Though it was reported by Jay Glazer that the Vikings and Browns jousted for the 22nd pick (absolutely true), they were not alone. The source said that another team, not Minnesota, was the leader in the clubhouse when Eagles GM Howie Roseman told Cleveland GM Ray Farmer with three minutes left in the 10-minute draft period that he had to make a better offer than the one Cleveland had on the table.
So, the Vikings did not get outbid by the Cleveland Browns. . .they got outbid by the Browns and one other team. And the "other team" wasn't even looking to trade up for Manziel. So even if the Browns hadn't jumped to #22, it isn't a foregone conclusion that the Vikings would have gotten that pick. The anonymous team could have been a team selecting anywhere between #23 and #39, all of whom could have traded up for a lower price (theoretically) than it would have cost the Vikings to go from #40 to #22.
The other part of that is the conclusion:
The finish line: Cleveland won. The anonymous team seeking a player other than Manziel finished second. Minnesota was third-obviously because the Vikings didn't want to include the 2015 first-round pick. (I don't blame them.) The Eagles would have likely made that trade knowing the three or four players they liked at 22 would have been gone at 40. And another anonymous team finished fourth.
Quite simply, the price that the Eagles could have extracted from the Vikings to move from #22 all the way down to #40 was a heck of a lot greater than the one they wound up extracting from the Browns to move down to #26. Do any of you folks want Rick Spielman giving up future first-round draft choices? Because I sure as heck don't. Spielman's managed to draft seven first-rounders in the past three drafts, and he's done all of it without having to give up any future capital. I hope that trend continues.

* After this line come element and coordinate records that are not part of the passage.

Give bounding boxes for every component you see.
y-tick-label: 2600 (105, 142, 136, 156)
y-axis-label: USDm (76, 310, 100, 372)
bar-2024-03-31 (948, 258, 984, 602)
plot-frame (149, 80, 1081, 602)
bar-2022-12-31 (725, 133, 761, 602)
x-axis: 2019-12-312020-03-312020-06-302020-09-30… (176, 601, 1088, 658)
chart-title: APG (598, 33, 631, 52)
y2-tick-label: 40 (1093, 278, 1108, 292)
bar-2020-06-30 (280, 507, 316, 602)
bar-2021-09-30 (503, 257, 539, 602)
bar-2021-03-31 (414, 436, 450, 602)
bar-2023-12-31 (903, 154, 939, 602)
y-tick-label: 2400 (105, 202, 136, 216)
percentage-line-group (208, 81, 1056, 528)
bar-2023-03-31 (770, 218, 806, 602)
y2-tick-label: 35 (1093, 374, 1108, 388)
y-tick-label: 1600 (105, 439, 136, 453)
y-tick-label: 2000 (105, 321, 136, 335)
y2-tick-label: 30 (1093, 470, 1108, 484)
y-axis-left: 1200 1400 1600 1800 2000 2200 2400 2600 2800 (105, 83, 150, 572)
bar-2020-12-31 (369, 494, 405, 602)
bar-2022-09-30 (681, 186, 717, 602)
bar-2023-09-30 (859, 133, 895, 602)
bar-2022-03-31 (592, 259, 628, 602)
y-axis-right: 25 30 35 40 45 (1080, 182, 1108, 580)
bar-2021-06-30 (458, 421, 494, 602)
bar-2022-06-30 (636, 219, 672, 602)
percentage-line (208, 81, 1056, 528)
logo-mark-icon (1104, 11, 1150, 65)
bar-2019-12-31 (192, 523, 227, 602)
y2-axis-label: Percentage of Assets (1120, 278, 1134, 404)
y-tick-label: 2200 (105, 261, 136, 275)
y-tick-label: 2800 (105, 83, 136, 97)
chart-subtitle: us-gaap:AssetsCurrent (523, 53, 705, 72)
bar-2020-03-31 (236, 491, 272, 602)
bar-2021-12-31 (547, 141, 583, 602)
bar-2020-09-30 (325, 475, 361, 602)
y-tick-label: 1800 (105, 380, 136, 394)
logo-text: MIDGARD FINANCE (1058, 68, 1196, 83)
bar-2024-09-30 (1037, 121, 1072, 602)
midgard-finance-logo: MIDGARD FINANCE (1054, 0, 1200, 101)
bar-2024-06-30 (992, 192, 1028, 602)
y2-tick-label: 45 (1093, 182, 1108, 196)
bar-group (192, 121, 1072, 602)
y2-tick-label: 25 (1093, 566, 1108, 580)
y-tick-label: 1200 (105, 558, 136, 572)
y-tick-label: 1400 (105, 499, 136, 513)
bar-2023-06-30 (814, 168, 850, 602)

Now, about the Zimmer quote regarding Manziel. Here's what King has to say about that:
When the Vikings spent private time with Manziel before the draft at dinner, coach Mike Zimmer was pointed and blunt (which is exactly what Zimmer is) with Manziel. At one point, Zimmer said to Manziel, "I've been waiting all my life for this chance. Can I trust you?'' Manziel said yes. Manziel told Zimmer they would win Super Bowls together. Zimmer loved it. Zimmer wasn't sure whether he trusted him totally, but he loved it, and he loved the confidence.
Zimmer is clearly talking about the opportunity to be a National Football League head coach, something that he waited a heck of a long time for. And he knows that, more than any other position, his future success (read: employment) is tied to the quarterback position. He didn't want to go into his first season as an NFL head coach with a guy he didn't have complete and total confidence in at that spot.
It would appear, then, that Zimmer being a bit annoyed about Manziel's Pro Day was either a) part of the pre-draft smokescreen process to try to get teams to believe the Vikings weren't interested in Manziel, or b) a legitimate complaint that disappeared when the team was able to sit down and have some one-on-one time with him. Will we ever know? Probably not. . .and that's the way it should be.
In either case, the Vikings wound up not getting Johnny Manziel, to the chagrin of some and to the delight of others, because the price would have been too high. They had to "settle" for Teddy Bridgewater, a guy that was considered the top quarterback in this class and a top 5 overall prospect prior to the ridiculousness of the pre-draft process.
We should all have to "settle" in such a manner.